- Series poster
- Genre: Thriller
- Created by: Veerle Baetens Malin-Sarah Gozin
- Starring: Veerle Baetens Stijn Van Opstal Jeroen Perceval
- Country of origin: Belgium
- Original language: Flemish
- No. of seasons: 1
- No. of episodes: 9

Production
- Running time: 60 min.

Original release
- Network: Eén
- Release: October 29, 2017

= Tabula Rasa (TV series) =

2017 Flemish-language television series

Tabula Rasa is a nine-part 2017 Belgian Flemish-language TV series created by Veerle Baetens and Malin-Sarah Gozin and starring Veerle Baetens, Stijn Van Opstal and Jeroen Perceval. The plot revolves around Mie, a young woman with amnesia who is locked up in a secure psychiatric hospital.

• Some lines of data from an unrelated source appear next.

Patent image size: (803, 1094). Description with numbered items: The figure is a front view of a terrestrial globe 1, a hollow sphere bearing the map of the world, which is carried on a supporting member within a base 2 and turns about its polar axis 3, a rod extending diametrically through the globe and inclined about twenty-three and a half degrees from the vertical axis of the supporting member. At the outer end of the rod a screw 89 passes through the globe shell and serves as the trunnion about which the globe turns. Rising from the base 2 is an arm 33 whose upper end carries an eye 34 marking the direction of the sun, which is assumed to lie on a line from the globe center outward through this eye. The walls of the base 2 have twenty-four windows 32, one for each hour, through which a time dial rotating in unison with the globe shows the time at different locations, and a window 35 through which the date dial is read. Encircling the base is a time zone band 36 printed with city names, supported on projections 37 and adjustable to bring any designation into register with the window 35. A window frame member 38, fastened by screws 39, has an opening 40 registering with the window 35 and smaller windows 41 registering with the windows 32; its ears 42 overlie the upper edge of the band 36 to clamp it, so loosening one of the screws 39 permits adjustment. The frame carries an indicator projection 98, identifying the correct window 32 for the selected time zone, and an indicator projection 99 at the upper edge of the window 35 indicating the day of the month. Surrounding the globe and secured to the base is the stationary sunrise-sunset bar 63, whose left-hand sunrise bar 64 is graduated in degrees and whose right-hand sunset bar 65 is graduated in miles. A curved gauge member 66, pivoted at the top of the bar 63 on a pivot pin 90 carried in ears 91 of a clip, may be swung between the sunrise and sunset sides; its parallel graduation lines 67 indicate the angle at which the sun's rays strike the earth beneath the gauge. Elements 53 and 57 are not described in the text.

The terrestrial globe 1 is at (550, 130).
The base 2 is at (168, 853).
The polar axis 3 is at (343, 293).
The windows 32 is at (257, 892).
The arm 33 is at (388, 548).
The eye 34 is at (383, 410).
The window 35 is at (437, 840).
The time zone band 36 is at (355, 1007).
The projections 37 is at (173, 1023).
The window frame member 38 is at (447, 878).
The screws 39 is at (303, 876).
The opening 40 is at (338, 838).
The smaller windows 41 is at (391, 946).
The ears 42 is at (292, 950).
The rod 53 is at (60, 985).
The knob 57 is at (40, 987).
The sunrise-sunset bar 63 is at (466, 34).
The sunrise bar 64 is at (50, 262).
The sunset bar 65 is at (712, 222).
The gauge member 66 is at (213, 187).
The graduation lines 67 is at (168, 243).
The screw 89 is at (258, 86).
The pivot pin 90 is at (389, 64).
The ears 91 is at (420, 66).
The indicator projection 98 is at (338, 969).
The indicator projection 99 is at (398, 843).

It was released on October 29, 2017, on Eén.

==Cast==
- Veerle Baetens as Annemie D'Haeze
- Stijn Van Opstal as Benoit D'Haeze
- Jeroen Perceval as Thomas De Geest
- Gene Bervoets as Inspecteur Jacques Wolkers
- Natali Broods as Dr. Mommaerts
- Cécile Enthoven as Romy D'Haeze
- Ruth Beeckmans as Karen
- Hilde Van Mieghem as Rita
- Peter Van den Begin as Vronsky
- Lynn Van Royen as Nikki
- François Beukelaers as Walter
- Marc Peeters as Boswachter
- Tom Audenaert as Olivier
- Gregory Frateur as Jackson
- Bilall Fallah as Mozes
- Jan Debski as Schilpadman met bokaalbril

==Release==
Tabula Rasa was released on October 29, 2017 on Eén. The series was added as a Netflix Original series in all regions except the United Kingdom on March 15, 2018 but removed in April 2023.